メン・イン・ブラックのエイリアンなら多少は笑えますが東洋的な幽体合体では分かりにくいし特別な能力があるような無いような曖昧さ。円盤を呼ぶくだりはテレビのオカルト番組で観たまま、そもそもSFの必要性も醍醐味も端から想定外に思えます。
水の星・地球、その美しい水をマルチ商法に使うとは何事だと言ってみても針小棒大とんちんかん、円盤の迎えが福島なのは福島を持ち出したいだけでしょう。

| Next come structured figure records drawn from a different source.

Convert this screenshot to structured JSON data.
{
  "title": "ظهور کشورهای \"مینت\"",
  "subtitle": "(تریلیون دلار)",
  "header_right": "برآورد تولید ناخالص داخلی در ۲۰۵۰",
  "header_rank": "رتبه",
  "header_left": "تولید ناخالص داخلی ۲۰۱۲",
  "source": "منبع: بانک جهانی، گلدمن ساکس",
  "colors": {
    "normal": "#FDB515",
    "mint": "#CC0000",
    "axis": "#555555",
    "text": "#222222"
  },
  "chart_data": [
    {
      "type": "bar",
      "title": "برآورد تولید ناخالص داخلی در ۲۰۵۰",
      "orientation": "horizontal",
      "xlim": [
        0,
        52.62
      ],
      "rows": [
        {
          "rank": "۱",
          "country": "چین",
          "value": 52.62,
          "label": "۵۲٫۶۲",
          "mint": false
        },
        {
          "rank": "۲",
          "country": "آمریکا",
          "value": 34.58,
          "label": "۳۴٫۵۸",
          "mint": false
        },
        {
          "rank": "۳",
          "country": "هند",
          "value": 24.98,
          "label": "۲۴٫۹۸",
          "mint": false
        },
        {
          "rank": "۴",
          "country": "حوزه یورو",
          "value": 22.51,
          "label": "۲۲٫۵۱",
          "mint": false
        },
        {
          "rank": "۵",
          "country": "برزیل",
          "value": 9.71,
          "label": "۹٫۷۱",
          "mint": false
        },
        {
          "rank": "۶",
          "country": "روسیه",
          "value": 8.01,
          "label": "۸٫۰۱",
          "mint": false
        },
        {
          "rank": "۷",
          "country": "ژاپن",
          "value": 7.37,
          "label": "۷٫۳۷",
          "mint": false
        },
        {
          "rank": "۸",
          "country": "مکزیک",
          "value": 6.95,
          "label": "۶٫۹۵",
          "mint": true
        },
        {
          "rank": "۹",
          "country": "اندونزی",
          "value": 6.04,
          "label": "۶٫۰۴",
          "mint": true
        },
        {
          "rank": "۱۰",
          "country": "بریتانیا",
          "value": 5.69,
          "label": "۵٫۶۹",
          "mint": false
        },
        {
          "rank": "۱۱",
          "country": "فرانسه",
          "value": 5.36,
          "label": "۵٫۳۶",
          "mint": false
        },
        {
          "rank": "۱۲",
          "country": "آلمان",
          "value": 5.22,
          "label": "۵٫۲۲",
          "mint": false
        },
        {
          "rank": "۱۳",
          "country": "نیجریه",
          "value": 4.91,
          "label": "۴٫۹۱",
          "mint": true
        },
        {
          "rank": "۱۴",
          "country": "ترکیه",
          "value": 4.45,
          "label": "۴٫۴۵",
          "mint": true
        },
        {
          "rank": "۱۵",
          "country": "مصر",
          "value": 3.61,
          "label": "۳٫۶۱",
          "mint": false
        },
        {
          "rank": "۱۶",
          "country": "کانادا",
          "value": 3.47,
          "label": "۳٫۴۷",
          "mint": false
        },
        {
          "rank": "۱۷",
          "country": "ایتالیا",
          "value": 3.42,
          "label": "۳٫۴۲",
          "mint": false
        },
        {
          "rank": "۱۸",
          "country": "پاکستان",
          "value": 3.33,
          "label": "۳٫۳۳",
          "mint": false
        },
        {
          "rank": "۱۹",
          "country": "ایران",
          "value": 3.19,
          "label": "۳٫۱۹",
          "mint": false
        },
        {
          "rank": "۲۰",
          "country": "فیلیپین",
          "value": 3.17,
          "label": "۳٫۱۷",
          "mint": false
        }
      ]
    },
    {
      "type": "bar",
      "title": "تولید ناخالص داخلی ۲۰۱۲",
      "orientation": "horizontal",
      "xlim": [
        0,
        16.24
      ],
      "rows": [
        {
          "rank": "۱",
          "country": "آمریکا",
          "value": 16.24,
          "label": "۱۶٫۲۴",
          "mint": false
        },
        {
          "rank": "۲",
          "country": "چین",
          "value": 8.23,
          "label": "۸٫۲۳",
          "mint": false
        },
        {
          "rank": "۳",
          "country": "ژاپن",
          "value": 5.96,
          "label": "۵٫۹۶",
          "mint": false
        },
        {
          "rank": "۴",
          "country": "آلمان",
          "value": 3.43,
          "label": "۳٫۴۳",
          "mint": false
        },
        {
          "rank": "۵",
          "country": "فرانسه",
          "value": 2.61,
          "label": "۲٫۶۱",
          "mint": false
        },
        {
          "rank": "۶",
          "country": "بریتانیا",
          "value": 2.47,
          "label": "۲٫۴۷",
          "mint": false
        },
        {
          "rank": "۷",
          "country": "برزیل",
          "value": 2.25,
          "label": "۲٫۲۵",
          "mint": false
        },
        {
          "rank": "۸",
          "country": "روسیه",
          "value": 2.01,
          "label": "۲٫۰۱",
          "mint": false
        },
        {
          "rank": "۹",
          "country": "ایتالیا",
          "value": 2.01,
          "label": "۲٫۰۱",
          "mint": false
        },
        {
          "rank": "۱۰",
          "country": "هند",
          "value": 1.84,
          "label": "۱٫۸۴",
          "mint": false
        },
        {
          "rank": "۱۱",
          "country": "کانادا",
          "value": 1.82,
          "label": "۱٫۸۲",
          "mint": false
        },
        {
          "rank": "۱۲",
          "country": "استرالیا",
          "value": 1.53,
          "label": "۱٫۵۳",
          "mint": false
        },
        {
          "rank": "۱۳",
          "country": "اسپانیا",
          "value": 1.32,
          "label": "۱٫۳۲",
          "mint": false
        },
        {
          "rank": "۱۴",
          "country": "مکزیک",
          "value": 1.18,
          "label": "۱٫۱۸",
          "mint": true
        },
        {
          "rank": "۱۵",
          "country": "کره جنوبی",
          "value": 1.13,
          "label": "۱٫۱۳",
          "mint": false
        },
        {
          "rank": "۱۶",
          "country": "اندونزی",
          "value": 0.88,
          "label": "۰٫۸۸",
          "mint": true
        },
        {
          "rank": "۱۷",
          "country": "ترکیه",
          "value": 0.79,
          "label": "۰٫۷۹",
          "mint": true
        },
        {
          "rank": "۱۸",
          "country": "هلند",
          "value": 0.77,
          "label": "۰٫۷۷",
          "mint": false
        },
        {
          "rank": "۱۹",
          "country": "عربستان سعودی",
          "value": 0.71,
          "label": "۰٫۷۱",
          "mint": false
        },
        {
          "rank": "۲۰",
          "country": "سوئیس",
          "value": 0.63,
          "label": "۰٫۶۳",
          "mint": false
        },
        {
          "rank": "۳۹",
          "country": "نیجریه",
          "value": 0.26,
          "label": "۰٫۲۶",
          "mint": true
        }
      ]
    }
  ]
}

勿論「不都合な真実」は真摯に向き合うべき重要なテーマ、噛み砕いた演出で関心を高めようとする意図は買いますがそもそも太陽系惑星で知的生命は地球だけというのは今や小学生でも知っているご時世ですからもっともらしい嘘はつけませんし原作との板挟み、そこで暗黙の了解、謂わば学芸会で動物のお面をかぶってセリフをいうような状況では舞台を現代に移しての映画化自体が陳腐化、無謀だったのかもしれませんね。あくまでも主観ですのでご容赦ください。
原作好きです
私は、三島由紀夫が好きなのですが、彼の小説の中で一番好きなのが「美しい星」です。「美しい星」は、耽美な三島文学の中でも上位に入る位に表現が美しいと思うのですが、映画はその文体の美しさを感じられなかったです。また、一家の選民思想的な思考や振る舞い、妄想の強さも、原作の方が上だと思いました。原作は、自死した晩年の三島の精神状態を垣間見れる位に狂気的ですが、その迫力もなかったです。原作好きが映画と比較するとどうしても酷評になってしまいますが。